Elsa interrupted him.
"She . . . what's it called these days . . . she dumped him. 'Broke off their engagement' is probably the old phrase. Back when people used to get engaged. She did it the day that she disappeared. Benjamín didn't reveal that until much later. To my mother, on his deathbed. She told me. I've never told anyone before. And I would have taken it to my grave if you hadn't found those bones. Do you know yet whether it's a male or a female?"
"Not yet, no," Sigurdur Óli said. "Did he say anything about why she broke off their engagement?
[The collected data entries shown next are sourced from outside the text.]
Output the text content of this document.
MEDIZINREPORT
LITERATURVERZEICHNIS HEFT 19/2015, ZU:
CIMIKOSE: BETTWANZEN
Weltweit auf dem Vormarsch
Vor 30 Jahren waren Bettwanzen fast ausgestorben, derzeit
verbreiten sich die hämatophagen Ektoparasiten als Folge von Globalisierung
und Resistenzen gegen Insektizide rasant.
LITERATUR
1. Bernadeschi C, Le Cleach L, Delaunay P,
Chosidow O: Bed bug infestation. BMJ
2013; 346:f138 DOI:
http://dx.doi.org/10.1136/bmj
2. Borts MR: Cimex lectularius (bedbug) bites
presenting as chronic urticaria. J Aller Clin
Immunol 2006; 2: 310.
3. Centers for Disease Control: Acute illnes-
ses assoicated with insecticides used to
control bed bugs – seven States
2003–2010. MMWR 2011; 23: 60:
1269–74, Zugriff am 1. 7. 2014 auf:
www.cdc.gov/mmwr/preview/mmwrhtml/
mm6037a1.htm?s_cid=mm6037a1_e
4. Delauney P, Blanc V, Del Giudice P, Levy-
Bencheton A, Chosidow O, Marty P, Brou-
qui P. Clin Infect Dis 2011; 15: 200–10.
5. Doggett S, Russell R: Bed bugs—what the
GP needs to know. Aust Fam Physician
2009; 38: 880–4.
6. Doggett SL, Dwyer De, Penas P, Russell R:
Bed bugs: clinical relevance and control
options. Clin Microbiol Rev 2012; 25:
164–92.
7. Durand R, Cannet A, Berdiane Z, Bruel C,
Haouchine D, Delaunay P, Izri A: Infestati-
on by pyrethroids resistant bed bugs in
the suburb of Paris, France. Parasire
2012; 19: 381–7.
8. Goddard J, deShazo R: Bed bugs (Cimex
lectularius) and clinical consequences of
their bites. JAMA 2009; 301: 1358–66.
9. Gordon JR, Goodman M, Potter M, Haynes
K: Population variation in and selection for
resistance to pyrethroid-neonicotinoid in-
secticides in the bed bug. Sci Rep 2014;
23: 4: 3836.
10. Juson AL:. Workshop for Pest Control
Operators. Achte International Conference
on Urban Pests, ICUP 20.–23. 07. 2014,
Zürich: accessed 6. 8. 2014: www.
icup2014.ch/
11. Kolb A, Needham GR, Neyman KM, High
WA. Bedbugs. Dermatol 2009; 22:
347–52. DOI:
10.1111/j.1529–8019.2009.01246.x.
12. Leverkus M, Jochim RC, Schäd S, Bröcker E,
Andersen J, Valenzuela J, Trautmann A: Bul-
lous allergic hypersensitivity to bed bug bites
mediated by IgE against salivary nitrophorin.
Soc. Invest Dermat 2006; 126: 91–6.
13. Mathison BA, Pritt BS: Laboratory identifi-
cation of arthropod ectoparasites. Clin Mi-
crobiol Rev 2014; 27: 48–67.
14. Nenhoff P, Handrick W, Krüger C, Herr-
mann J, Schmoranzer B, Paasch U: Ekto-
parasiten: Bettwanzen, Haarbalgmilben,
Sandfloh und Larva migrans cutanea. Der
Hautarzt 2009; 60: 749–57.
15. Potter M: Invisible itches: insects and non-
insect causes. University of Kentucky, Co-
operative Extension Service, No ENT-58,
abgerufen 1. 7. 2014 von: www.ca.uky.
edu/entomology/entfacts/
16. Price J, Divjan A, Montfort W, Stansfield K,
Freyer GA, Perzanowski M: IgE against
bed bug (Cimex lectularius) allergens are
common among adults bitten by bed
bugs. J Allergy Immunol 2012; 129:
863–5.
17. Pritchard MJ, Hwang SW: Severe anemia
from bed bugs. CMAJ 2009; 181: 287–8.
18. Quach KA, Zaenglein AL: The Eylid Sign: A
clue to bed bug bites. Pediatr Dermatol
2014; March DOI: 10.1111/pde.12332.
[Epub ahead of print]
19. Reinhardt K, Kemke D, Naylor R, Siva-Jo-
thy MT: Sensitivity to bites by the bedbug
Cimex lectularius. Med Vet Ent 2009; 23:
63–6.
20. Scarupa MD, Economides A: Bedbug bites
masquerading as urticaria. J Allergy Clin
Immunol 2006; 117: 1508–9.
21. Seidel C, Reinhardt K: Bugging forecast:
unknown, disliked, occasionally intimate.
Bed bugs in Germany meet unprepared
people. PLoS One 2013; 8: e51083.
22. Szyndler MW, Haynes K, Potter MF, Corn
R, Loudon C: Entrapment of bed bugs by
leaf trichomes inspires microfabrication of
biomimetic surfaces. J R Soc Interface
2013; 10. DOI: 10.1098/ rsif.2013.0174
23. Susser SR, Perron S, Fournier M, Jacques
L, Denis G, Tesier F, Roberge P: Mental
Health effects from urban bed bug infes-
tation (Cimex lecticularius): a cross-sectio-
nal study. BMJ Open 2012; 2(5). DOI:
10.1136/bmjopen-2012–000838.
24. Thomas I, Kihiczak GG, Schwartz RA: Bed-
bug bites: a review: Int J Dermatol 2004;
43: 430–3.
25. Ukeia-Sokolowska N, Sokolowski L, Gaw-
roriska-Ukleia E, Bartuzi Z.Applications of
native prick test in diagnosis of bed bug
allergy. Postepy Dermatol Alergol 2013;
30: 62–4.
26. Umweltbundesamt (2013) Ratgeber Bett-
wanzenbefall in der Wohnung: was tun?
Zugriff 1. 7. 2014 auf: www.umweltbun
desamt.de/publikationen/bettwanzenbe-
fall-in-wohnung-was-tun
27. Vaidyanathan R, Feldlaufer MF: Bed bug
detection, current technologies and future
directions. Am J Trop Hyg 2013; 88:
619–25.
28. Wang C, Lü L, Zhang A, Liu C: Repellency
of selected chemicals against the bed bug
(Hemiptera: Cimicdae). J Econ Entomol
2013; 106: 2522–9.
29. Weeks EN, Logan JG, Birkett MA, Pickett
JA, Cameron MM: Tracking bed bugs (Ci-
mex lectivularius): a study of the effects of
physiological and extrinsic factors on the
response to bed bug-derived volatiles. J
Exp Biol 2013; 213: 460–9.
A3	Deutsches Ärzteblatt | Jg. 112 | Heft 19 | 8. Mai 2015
Why she left him?"
He sensed Elsa hesitating. They looked each other in the eye and he knew she had already given too much away to back down now. He felt that she wanted to tell him what she knew. As if she were bearing a heavy cross and the time had come to put it down. At last, after all these years.
"It wasn't his child," she said.
"Not Benjamín's child?"
"No."
"She wasn't pregnant by him?"
"No."
"So whose was it?"
"You have to understand that times were different then," Elsa said. "Today women have abortions like going to the dentist. Marriage has no special meaning even if people want to have children. They live together. They separate. Start living with someone else. Have more children. Split up again. It wasn't like that. Not in those days. Having a child out of wedlock used to be unthinkable for women. It brought shame, they would be outcasts. People were merciless, they called them tarts."
"So I gather," Sigurdur Óli said. His mind turned to Bergthóra and it gradually dawned on him why Elsa had been asking about his private life.
"Benjamín was prepared to marry her," Elsa continued. "Or at least that's what he later told my mother. Sólveig didn't want that. She wanted to break off their engagement and told him so straight out. Just like that. Without any warning."
"Who was the father then?"
"When she left Benjamín she asked him to forgive her. For leaving him. But he didn't. He needed more time."
"And she disappeared?"
"She was never seen again after she said goodbye to him. When she didn't return home that evening they started looking for her and Benjamín wholeheartedly took part in the search. But she was never found."
"What about the father of her child?" Sigurdur Óli asked again. "Who was he?"
"She didn't tell Benjamín. She left without ever letting him know. That's what he told my mother, at least. If he did know, he certainly never told her."
"Who could it have been?"
"Could have been?" Elsa repeated. "It doesn't matter who it
could
have been. The only important thing is who it
was."
"Do you mean the father was involved in her disappearance?"
"What do you think?" Elsa asked.
"You and your mother never suspected anyone?"
"No, no one. Nor did Benjamín, as far as I know."
"Could he have fabricated the whole story?"
"I can't say for sure, but I don't think Benjamín told a lie in his life."